As promised …
Ottoman is a lightweight, reliable key-value store with multi-version concurrency control.

A key-value store is a persistent on-disk dictionary that maps arbitrary keys (usually short text strings) to arbitrary values (binary data of any length). There’s already a large and venerable family of libraries that do this, often referred to by the name “db”. Notable members include dbm, Berkeley DB, cdb and Tokyo Cabinet. What makes Ottoman different?
- It tries to provide extremely reliable storage, immune to file corruption caused by operating system crashes or power failure while writing.
- It stores past versions of the database, as a useful side-effect of the way it works. Applications can use this to provide features like snapshots, timelines or persistent undo. (You can prune old versions, for space or privacy reasons, by writing a fresh copy of the file.)
- It has very low memory overhead. The file and its contents are memory-mapped, so even large values can be accessed without having to copy them into the heap. (Opening a database only mallocs a few hundred bytes!)
- It allows concurrent read/write access by multiple processes.

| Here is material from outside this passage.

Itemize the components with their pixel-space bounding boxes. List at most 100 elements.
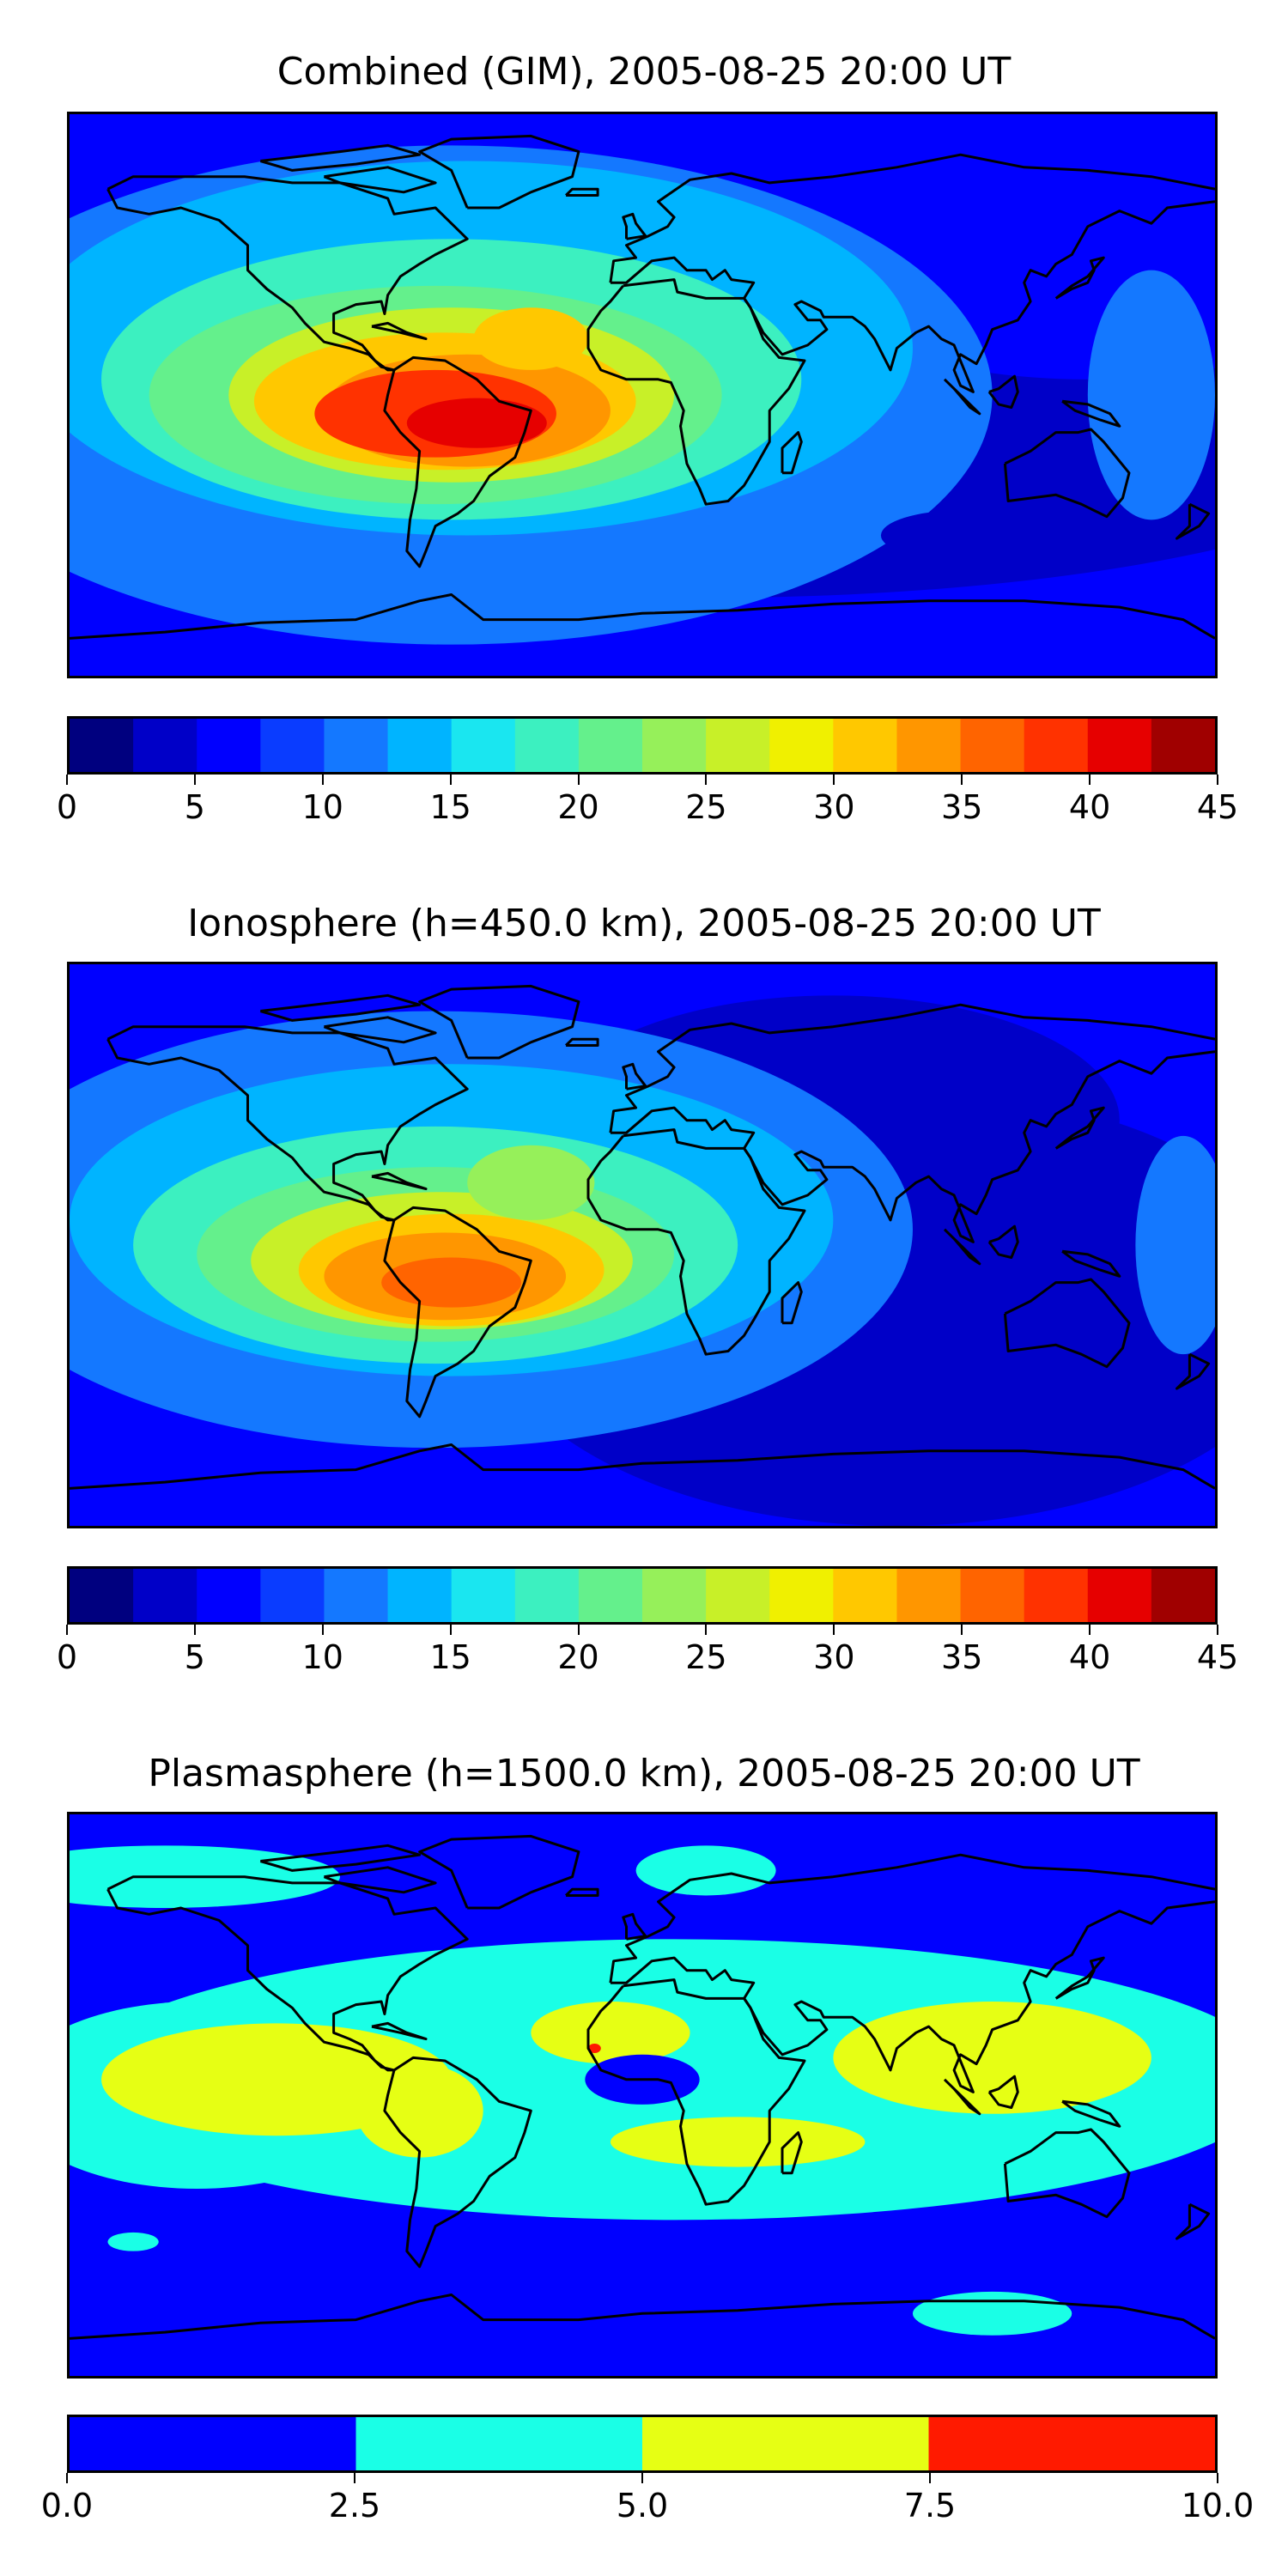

Optimistic concurrency — as used by version-control systems like Subversion — keeps file locking to a minimum: readers are //never// blocked at all, and writers are only blocked briefly (clients can’t lock the database for arbitrary periods, only for as long as it takes the accumulated changes to be written to disk.)
Why is it named after a footstool? First, as an homage to CouchDB. Secondly, it turns out ottomans can be used for storage. Third, because I have a mild fascination with Asian and Islamic history.